Isn't there something called a Yorvik Viking museum, famed for olfactory accuracy? When I was much younger, I published yearbooks for coach tour operators, and I recall York being stiff with attractions trading on the supernatural, as well.

So, yes, good point. Think of this, Urban, as a very short citybreak, packed with cultural treats. Perhaps you have never been to the North before? You can amaze your friends with stories of what it was like, the things you saw, how your outlook on life was changed by the day you went to York.


----------



## alex_ (Oct 12, 2017)

Silas Loom said:


> Isn't there something called a Yorvik Viking museum, famed for olfactory accuracy? When I was much younger, I published yearbooks for coach tour operators, and I recall York being stiff with attractions trading on the supernatural, as well.
> 
> So, yes, good point. Think of this, Urban, as a very short citybreak, packed with cultural treats. Perhaps you have never been to the North before? You can amaze your friends with stories of what it was like, the things you saw, how your outlook on life was changed by the day you went to York.

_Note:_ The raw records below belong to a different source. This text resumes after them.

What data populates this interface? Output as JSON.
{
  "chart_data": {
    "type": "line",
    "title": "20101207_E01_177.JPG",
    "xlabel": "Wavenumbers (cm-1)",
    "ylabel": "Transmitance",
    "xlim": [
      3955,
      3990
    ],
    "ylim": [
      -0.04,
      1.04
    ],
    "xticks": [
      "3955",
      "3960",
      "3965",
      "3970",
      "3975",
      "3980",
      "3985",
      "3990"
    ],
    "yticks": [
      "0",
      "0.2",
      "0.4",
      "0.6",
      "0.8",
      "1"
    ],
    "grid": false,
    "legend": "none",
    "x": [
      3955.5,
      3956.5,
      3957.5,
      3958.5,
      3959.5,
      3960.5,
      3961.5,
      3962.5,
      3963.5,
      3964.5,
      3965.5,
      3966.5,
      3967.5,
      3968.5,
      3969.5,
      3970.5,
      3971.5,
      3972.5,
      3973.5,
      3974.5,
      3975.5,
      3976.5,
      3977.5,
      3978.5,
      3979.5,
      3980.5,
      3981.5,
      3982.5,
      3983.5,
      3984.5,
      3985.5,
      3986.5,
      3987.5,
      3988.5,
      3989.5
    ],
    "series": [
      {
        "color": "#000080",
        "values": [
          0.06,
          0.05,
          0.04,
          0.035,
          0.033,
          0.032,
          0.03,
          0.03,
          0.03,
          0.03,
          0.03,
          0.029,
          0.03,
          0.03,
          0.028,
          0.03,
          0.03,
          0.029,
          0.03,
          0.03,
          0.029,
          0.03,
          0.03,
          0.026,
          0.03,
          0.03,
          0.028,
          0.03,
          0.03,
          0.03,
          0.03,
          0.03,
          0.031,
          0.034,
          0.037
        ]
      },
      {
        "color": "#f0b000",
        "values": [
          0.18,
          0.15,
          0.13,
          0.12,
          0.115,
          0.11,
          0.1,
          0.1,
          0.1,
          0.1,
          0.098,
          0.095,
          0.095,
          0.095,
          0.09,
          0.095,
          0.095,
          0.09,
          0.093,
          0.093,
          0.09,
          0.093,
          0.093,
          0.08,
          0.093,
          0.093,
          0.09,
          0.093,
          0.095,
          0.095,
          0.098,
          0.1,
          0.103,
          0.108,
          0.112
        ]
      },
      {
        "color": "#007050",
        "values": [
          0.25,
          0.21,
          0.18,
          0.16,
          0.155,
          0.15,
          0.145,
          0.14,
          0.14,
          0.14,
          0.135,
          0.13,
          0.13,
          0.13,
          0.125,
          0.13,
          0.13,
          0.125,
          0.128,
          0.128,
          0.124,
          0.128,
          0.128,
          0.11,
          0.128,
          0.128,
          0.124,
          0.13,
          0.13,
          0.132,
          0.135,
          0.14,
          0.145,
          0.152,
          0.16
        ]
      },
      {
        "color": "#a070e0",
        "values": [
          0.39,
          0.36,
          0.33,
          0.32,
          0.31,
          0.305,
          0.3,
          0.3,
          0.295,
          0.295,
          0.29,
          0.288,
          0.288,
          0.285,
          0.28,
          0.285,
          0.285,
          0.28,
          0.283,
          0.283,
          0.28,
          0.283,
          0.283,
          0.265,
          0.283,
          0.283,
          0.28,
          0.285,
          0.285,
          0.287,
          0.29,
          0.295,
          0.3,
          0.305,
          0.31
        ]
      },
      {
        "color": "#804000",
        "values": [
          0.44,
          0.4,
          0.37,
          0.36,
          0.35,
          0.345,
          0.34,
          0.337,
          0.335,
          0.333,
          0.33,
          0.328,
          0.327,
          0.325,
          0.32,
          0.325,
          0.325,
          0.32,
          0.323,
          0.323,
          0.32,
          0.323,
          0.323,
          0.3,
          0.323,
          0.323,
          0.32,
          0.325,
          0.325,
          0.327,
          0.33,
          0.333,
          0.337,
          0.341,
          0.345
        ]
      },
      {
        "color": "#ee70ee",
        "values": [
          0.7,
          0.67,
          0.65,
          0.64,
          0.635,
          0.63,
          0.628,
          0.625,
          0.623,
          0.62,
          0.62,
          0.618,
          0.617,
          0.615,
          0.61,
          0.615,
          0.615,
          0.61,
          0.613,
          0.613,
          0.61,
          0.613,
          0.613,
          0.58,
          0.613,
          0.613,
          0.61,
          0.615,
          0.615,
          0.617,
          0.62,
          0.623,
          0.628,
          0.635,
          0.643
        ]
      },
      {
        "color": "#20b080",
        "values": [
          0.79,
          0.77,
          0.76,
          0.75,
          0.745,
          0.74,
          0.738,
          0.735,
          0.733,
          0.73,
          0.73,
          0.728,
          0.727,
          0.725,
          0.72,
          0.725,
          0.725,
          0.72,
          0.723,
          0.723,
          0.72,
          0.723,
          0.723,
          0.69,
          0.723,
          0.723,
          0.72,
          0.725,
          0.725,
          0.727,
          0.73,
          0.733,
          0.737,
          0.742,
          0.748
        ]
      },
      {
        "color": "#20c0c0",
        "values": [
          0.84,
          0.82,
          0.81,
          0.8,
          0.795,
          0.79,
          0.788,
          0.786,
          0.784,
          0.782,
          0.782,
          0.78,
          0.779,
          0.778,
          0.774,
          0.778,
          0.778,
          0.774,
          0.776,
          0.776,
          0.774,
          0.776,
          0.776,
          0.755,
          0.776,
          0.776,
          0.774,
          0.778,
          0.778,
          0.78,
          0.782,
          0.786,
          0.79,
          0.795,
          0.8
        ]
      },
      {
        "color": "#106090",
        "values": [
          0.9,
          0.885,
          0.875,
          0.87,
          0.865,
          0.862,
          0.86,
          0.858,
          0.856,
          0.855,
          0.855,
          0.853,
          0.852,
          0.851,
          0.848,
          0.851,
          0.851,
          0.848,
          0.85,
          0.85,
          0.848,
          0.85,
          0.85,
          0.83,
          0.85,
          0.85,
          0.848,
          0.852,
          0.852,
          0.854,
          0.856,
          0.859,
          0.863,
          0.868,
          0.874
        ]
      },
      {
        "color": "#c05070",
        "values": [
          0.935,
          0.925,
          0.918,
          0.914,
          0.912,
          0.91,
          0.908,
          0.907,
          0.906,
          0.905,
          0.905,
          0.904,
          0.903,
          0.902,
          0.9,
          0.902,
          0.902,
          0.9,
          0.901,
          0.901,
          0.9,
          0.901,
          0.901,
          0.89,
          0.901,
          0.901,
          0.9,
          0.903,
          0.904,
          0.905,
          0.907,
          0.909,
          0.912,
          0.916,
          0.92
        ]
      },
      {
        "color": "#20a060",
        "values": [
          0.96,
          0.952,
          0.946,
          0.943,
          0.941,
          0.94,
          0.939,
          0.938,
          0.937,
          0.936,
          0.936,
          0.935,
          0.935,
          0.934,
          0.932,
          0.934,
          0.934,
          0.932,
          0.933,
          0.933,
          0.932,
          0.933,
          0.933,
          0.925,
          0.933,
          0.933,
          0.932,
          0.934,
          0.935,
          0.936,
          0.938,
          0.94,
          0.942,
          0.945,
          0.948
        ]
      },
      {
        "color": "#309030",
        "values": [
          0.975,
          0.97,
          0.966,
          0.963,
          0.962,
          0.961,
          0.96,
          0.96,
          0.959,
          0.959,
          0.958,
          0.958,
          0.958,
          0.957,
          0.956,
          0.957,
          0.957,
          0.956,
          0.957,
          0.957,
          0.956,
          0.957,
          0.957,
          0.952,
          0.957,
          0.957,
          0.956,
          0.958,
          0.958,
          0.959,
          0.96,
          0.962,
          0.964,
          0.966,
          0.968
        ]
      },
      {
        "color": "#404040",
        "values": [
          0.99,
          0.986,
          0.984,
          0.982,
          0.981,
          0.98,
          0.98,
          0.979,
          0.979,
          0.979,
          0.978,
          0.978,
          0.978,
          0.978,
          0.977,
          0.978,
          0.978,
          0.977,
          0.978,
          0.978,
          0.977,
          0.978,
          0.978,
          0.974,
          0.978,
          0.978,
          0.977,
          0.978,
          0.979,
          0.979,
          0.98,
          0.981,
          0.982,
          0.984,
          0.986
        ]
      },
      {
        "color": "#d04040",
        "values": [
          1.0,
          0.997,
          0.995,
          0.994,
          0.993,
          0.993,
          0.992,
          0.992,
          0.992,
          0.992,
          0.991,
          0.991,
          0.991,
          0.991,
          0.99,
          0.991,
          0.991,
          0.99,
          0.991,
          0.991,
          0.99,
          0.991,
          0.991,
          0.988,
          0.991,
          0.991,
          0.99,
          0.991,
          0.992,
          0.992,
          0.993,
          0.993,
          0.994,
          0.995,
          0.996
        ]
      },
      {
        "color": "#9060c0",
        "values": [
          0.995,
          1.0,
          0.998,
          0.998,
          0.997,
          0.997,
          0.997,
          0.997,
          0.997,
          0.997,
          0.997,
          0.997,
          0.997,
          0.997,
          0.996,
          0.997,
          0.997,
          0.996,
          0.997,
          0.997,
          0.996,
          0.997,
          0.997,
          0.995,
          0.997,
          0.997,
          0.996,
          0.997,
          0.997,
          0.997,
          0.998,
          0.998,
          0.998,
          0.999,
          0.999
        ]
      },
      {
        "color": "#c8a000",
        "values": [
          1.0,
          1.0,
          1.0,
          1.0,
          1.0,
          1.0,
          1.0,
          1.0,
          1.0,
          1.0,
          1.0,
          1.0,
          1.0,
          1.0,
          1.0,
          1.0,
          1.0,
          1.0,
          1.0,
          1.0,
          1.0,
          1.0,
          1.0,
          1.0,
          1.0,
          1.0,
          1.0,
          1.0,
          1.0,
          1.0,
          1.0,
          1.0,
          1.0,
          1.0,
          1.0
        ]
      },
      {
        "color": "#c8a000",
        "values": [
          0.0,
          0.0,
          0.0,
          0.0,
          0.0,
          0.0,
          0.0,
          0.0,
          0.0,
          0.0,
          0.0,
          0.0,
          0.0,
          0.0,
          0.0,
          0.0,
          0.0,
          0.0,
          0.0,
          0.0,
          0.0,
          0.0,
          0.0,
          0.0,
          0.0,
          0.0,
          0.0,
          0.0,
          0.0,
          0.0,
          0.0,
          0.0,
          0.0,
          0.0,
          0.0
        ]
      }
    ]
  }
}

And if you are feeling flush Betties tea rooms.

Alex


----------



## oryx (Oct 13, 2017)

Silas Loom said:


> Isn't there something called a Yorvik Viking museum, famed for olfactory accuracy? When I was much younger, I published yearbooks for coach tour operators, and I recall York being stiff with attractions trading on the supernatural, as well.



The supposed Viking smells seemed very artificial (and downright RANK!) IIRC. My memory of a visit with my late parents is overwhelmingly one of Pa Oryx trying to get out of the little train that takes you around the museum, to look at something he found interesting. 

As a Yorkist 'exiled' to London I will be at work on 18 October, but this is actually a really good offer for someone who wants to do a fleeting visit - the Railway Museum is a short walk away and York is a compact city so you could see some other bits.

The only time I ate cakes with gravy was when I went to the US and tried 'biscuits and gravy'!


----------